Geen onderwerp is bij de inkoop van de overheid op dit moment zo actueel als de relatie tussen markt en overheid. PIANOo, het expertisecentrum aanbesteden van het Ministerie van Economische Zaken ontplooit de laatste jaren allerlei activiteiten om die relatie te optimaliseren om ervoor te zorgen dat het geld van de belastingbetaler zo goed mogelijk besteed wordt. Helaas kwam dit onderwerp vooral recentelijk negatief in het nieuws. Dat merkten wij ook bij de drie ronde tafelgesprekken die PIANOo en de VHG, branchevereniging van Hoveniers en Groenvoorzieners onlangs organiseerden. De deelnemers hadden het vaak over wantrouwen. Een aantal kernwoorden die hiermee verband houden waren: angst, krampachtig, cowboygedrag, conservatisme, en gebrek aan transparantie, kennis en controle. Gebrek aan vertrouwen dus.
Omdat het woord Vertrouwen zo centraal stond heb ik eens teruggebladerd in de scriptie die ik met een aantal collega’s heb geschreven voor mijn NEVI-PLP opleiding. Wij benoemden vertrouwen als een concept dat gerelateerd is op relaties. Het bestaat indien de vertrouwer geloof heeft in de oprechtheid, betrouwbaarheid en integriteit van de vertrouwde en daardoor bereid is om risico’s te nemen. Het is gebaseerd op de verwachting waarop de vertrouwde zich zal gedragen op basis van voorgaande ervaringen, huidige gedrag en behaalde resultaten. Wij koppelden vervolgens diverse vormen van vertrouwen aan het inkoopvolwassenheidsmodel en kwamen daarbij tot een aantal zorgelijke conclusies. De meeste inkooporganisaties (zowel publiek als privaat) bevinden zich ergens tussen fase 1 en 2 van dit model.

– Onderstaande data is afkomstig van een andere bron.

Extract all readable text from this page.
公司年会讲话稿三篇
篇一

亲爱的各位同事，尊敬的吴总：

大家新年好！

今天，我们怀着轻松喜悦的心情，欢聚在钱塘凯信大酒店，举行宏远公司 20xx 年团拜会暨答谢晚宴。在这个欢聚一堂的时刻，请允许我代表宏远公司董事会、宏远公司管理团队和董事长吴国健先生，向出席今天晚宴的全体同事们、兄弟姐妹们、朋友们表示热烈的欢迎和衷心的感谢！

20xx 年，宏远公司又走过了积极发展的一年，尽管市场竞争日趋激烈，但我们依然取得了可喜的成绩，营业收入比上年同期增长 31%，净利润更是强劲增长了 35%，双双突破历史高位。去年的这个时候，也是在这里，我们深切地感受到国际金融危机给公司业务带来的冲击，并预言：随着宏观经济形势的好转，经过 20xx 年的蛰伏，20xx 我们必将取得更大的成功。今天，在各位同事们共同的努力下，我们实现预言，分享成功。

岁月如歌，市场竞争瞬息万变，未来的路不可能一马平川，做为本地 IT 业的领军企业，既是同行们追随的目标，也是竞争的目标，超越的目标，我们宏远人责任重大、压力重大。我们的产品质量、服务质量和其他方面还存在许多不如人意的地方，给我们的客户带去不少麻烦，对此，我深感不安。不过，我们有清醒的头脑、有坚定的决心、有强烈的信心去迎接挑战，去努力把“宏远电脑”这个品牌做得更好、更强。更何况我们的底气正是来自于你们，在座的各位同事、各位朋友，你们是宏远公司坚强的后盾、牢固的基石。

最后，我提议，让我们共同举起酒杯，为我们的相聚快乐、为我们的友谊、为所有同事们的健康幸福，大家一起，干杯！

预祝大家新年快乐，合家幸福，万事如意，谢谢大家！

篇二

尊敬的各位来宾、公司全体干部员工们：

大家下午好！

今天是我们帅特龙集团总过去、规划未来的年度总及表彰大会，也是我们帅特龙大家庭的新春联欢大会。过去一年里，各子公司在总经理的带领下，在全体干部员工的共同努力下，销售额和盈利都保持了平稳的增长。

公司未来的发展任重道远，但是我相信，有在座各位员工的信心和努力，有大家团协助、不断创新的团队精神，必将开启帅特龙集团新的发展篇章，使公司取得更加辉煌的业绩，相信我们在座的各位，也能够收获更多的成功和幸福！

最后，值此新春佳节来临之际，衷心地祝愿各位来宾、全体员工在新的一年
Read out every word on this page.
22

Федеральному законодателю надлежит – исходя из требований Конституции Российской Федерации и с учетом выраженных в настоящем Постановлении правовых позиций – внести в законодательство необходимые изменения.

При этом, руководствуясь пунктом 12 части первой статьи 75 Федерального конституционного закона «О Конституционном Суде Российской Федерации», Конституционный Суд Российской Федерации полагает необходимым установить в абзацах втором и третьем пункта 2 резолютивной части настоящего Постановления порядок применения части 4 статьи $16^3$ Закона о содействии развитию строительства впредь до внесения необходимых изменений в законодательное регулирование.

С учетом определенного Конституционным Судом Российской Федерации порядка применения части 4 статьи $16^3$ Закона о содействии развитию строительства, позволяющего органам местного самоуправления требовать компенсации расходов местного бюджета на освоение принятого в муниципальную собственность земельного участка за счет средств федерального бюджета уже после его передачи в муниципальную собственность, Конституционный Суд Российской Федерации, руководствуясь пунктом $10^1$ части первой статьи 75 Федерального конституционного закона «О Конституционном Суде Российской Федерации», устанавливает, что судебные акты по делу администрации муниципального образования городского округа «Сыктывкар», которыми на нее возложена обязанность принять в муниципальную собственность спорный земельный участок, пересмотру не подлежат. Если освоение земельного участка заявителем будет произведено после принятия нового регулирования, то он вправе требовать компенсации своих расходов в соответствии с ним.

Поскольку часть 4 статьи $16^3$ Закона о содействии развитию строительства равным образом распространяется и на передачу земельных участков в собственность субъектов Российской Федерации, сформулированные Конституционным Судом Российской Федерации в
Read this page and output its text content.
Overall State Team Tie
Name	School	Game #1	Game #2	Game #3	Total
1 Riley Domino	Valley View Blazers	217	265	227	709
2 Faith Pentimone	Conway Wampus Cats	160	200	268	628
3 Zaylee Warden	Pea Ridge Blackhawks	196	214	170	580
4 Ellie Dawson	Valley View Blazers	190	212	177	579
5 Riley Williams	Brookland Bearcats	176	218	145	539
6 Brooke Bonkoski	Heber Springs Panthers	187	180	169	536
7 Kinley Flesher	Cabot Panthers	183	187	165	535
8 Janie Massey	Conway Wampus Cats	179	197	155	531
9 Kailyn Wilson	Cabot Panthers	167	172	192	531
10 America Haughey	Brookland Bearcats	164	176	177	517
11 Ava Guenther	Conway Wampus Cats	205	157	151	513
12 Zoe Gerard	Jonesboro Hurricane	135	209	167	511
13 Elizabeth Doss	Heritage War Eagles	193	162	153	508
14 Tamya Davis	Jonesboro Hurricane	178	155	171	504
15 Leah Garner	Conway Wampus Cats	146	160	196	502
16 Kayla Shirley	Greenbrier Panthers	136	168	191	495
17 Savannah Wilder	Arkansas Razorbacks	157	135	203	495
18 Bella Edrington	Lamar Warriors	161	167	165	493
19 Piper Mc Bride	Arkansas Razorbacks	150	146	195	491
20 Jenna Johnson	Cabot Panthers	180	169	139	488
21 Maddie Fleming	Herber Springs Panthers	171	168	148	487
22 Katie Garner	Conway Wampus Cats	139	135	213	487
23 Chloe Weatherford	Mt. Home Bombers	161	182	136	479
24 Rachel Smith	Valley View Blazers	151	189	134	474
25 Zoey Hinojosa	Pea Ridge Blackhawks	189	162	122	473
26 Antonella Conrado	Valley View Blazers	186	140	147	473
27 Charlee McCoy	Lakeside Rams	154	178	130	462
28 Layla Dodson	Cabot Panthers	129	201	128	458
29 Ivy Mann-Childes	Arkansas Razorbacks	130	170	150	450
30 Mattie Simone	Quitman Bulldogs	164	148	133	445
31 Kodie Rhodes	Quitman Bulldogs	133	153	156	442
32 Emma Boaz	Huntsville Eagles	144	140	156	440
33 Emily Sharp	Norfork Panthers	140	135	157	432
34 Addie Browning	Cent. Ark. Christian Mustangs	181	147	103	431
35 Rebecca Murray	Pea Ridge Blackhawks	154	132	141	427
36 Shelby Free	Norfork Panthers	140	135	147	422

Dart betekent dat ze vooral bezig zijn met het voldoen aan wet- en regelgeving en interne procedures. Zaken als geloop in competentie van de ander, betrouwbaarheid, wederzijds begrip en durven loslaten; allerlei begrippen die volgens mij behoren bij een professionele relatie, zijn gerelateerd aan fase 5. Een fase waarin slechts een heel enkele organisatie zich bevindt! Dat betekent dus dat het model niet klopt of dat we iets van elkaar verlangen dat we nog lang niet kunnen waarmaken. Gelukkig kwamen er oplossingen uit de verschillende bijeenkomsten om toch naar die fase toe te groeien. De sleutelwoorden die daarbij horen zijn Communicatie en Transparantie.
Communicatie begint al bij de voorbereiding van een aanbesteding, bij het vaststellen van de vraag. In die fase is de meeste winst te behalen. Betrek de markt bij die vraag, maak gebruik van de expertise, bijvoorbeeld door het houden van marktconsultaties. Wees daarbij wel transparant en bevoordeel geen partijen! Het behouden van het Level Playing Field noemen we dat in goed Nederlands. Tijdens de aanbesteding zijn er binnen de verschillende procedures mogelijkheden om contact met elkaar te hebben, bijvoorbeeld bij de prijsvraag , de concurrentiegerichte dialoog of door de methodiek van prestatie-inkoop. Maar zeker door het gebruik van de Nota van Inlichtingen. Ondernemers, vooral binnen het MKB stellen te weinig vragen over de procedure of het bestek. Angst voor het verlies van een opdracht wordt vaak als reden genoemd. Ook in de uitvoeringsfase blijft communicatie belangrijk. Niet alleen wanneer het niet goed lijkt te gaan, maar juist ook wanneer het goed gaat. Waarderen van elkaar competenties, respect voor het vakmanschap werd dat genoemd. Dat kweekt vertrouwen. Helaas heeft vertrouwen tijd nodig om te groeien en is het ook zo weer weg als het een keer fout gaat. Vertrouwen komt te voet en gaat te paard luidt het gezegde dan ook. Integriteit van zowel opdrachtgever als opdrachtnemer is dus een eerste vereiste. Niet voor niets staat er bij de inleiding van de beschrijving van het overheids-inkooproces op de PIANOo-website:
Bij het plaatsen van de inkoopopdracht op de markt gelden voor een publieke organisatie speciale regels om er voor te zorgen dat algemene beginselen van objectiviteit, transparantie en non-discriminatie worden geëerbiedigd.
De praktijk wijst uit hoe waar die woorden zijn. Het is de basis voor professioneel inkopen, het is de basis voor vertrouwen. Of in andere woorden: it takes two to tango.